Bob Nork

Profile
- Position: Halfback

Personal information
- Born: 1906
- Died: May 11, 1983 (aged 76–77) Shenandoah, Pennsylvania, US

Career information
- College: Georgetown

= Bob Nork =

American football and basketball player (1906–1983)

Robert P. Nork (1906 – May 11, 1983) was an American football and basketball player.

Nork was raised in Shenandoah, Pennsylvania. He attended Georgetown University, where he was a star in both football and basketball. He played halfback for the football team and was selected by Charles E. Parker of the New York Evening Telegram as a third-team halfback on the 1927 All-America team. He played at the forward position for the basketball team.

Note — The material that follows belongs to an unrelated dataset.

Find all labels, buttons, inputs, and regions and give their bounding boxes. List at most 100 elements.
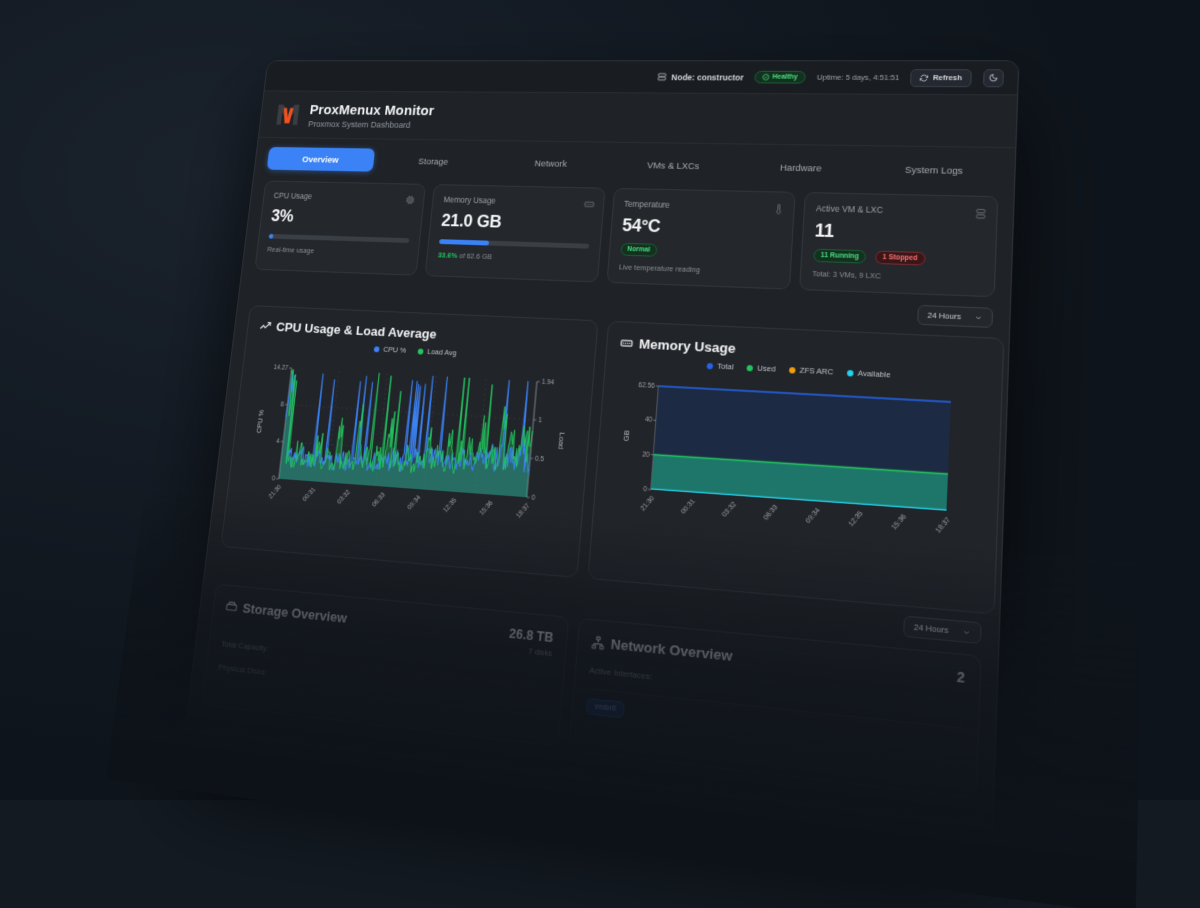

He was the leading scorer on the 1926–27 Georgetown Hoyas men's basketball team and captain of the 1927–28 team that compiled a 12–1 record.

Nork later worked for 40 years as a teacher, football and basketball coach, and athletic director at Shenandoah High School in Shenandoah, Pennsylvania, Garfield High School, Seton Hall Preparatory School, and Pope Pius High School in New Jersey.

Nork died in 1983 at Geisinger Medical Center in Shenandoah. He was posthumously inducted into the Georgetown University Athletic Hall of Fame in 1985.